3. The method according to claim 1, characterized in that the antigen of gp4 1 one HIV1 subtype D isolate corresponds to SEQ ID NO 1 to 11 or partial sequences thereof, and or the antigen of gp41 of an HIV1 subtype E isolate of SEQ ID NO 12 or partial sequences of which corresponds. 4. Antigen mixture consisting of at least two antigens, at least one Antigen from gp41 of an HIV1 subtype D isolate and at least one antigen from gp41 of another group M HIV1 subtype and or at least one antigen from gp41 of an HIV1 subtype E isolate and at least one Antigen derived from gp41 of another Group M HIV1 subtype.   5. antigen mixture according to claim 4, characterized in that the antigen of gp41 of an HIV 1 subtype D isolate from epitope area II of the consensus sequence of HIV1 subtype D is derived and or the antigen of gp41 of an HIV1 subtype E isolate from that from epitope area I of the Consensus sequence derived from HIV1 subtype E. 6. antigen mixture according to claim 4 or 5, characterized in that the antigen of gp41 of an HIV1 subtype D isolate SEQ ID NO 1 to 11 or partial sequences thereof with a minimum length of 7 AS, and or the antigen of gp41 of an HIV1 subtype E isolate of SEQ ID NO 12 or Partial sequences of which correspond to a minimum length of 6 AS. 7. antigen mixture according to one of claims 4 to 6, characterized in that in addition, an antigen is used which is from epitope area I and / or II of the HIV1 subtype O is derived. 8. Antigen having a sequence according to SEQ ID NO 1 to 11 or partial sequences thereof contains a minimum length of 7 amino acids. 9. Antigen which has a sequence according to SEQ ID NO 12 or partial sequences thereof with a Contains a minimum length of 6 amino acids. 10. Use of an antigen mixture according to one of claims 5 to 7 for Detection of antibodies against HIV. 11. Use of an antigen according to one of claims 8 or 9 for the detection of Antibodies to HIV.   12. Use of an antigen according to claim 8 or 9 or an antigen mixture according to one of claims 5 to 7 in a combined test according to DE 197 09 762.6 for Detection of antibodies against HIV. 13. Reagent for the detection of antibodies against HIV by means of an immunoassay consisting of

• a) at least one antigen from gp41 of an HIV1 subtype D isolate and at least one antigen which is derived from gp41 from another HIV1 subtype of group M, and / or
• b) at least one antigen from gp41 of an HIV1 subtype E isolate and at least one antigen which is derived from gp41 from another HIV1 subtype of group M and the usual test additives for immunoassays.

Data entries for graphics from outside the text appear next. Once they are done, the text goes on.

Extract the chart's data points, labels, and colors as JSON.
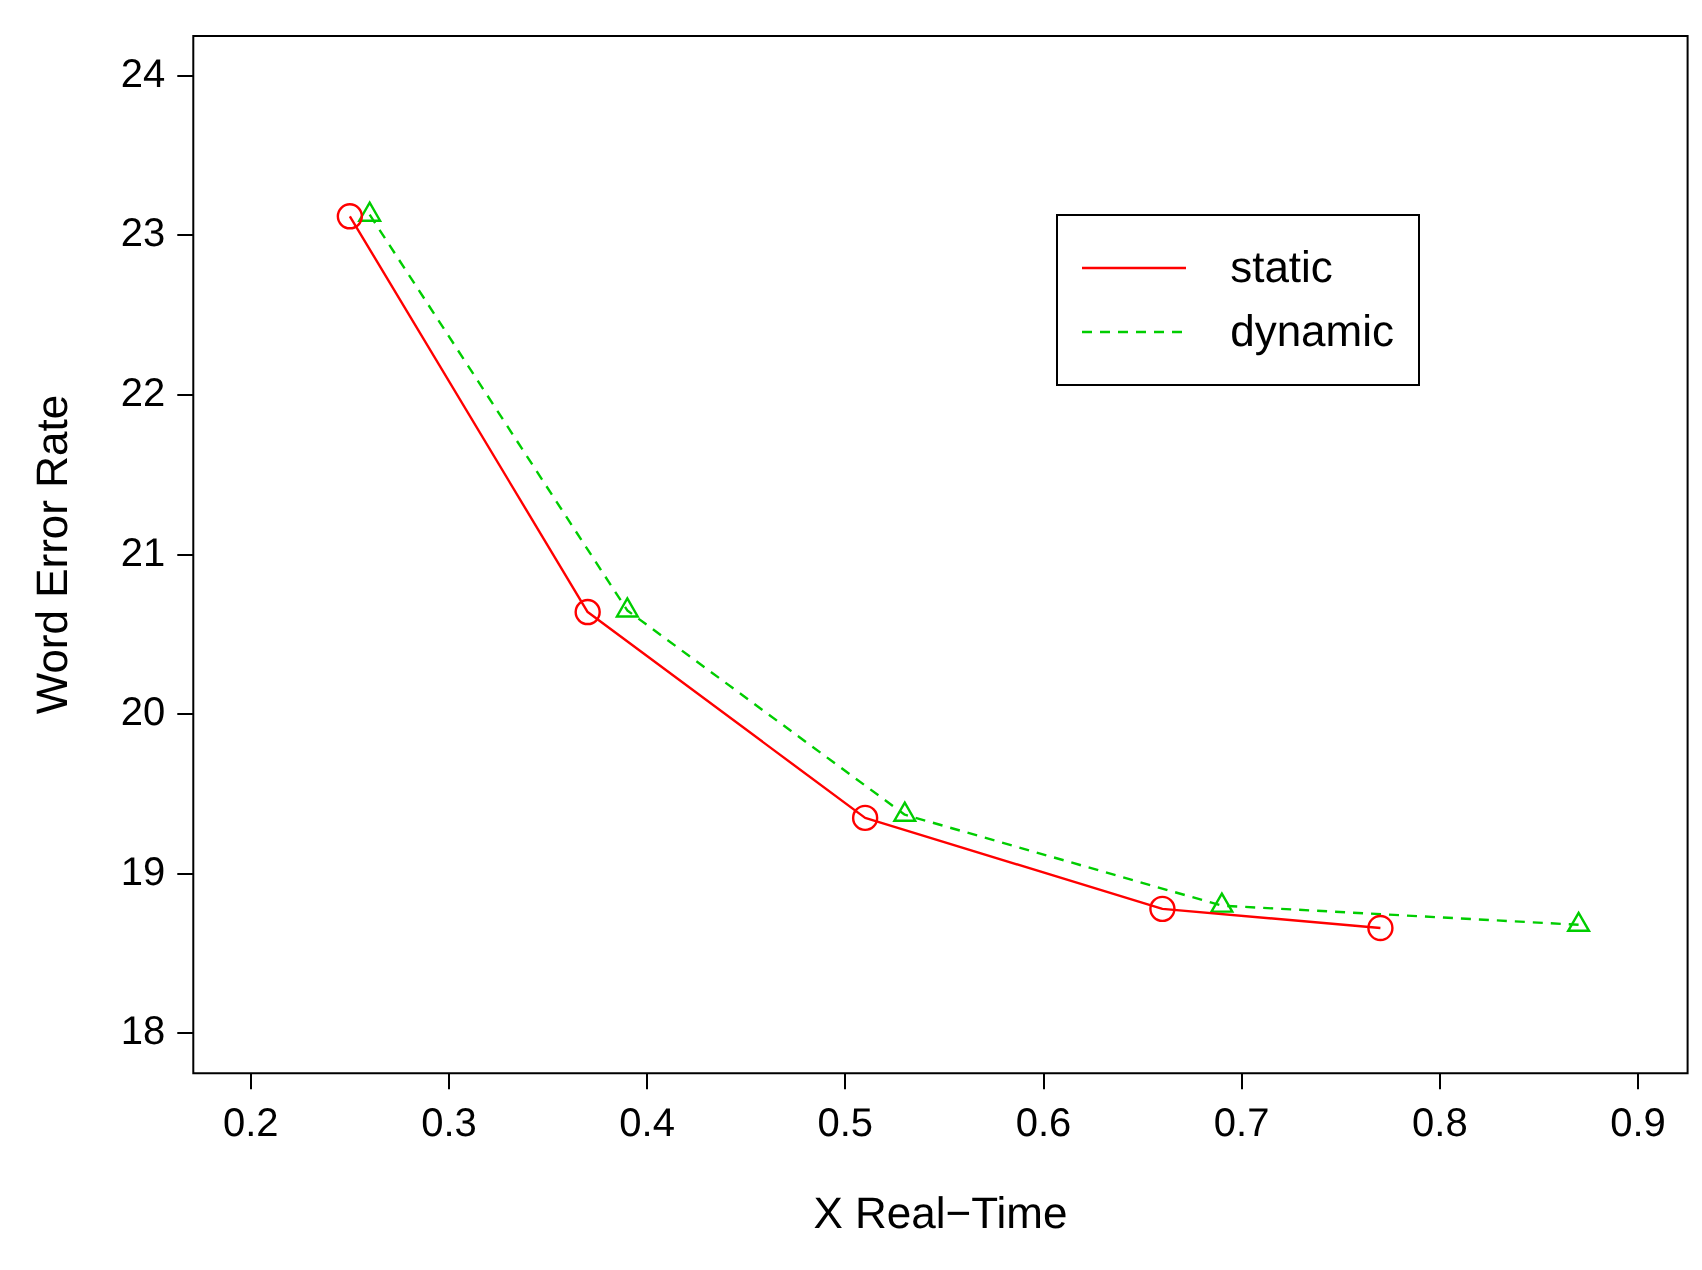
{
  "chart_data": {
    "type": "line",
    "xlabel": "X Real−Time",
    "ylabel": "Word Error Rate",
    "xlim": [
      0.171,
      0.925
    ],
    "xticks": [
      0.2,
      0.3,
      0.4,
      0.5,
      0.6,
      0.7,
      0.8,
      0.9
    ],
    "ylim": [
      17.75,
      24.25
    ],
    "yticks": [
      18,
      19,
      20,
      21,
      22,
      23,
      24
    ],
    "grid": false,
    "legend": "top right",
    "series": [
      {
        "name": "static",
        "color": "#ff0000",
        "marker": "circle",
        "line_style": "solid",
        "x": [
          0.25,
          0.37,
          0.51,
          0.66,
          0.77
        ],
        "values": [
          23.12,
          20.64,
          19.35,
          18.78,
          18.66
        ]
      },
      {
        "name": "dynamic",
        "color": "#00cd00",
        "marker": "triangle",
        "line_style": "dashed",
        "x": [
          0.26,
          0.39,
          0.53,
          0.69,
          0.87
        ],
        "values": [
          23.13,
          20.65,
          19.37,
          18.8,
          18.68
        ]
      }
    ]
  }
}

14. Reagent for the detection of antibodies against HIV by means of an immunoassay consisting of

• a) at least one antigen of gp41 of an HIV1 subtype D isolate from epitope area II of the consensus sequence of HIV1 subtype D and at least one antigen which is derived from gp41 of another HIV1 subtype of group M, and / or
• b) at least one antigen of gp41 of an HIV1 subtype E isolate from epitope area I of the consensus sequence of HIV1 subtype E and at least one antigen which is derived from gp41 of another HIV1 subtype of group M and the usual test additives for immunoassays.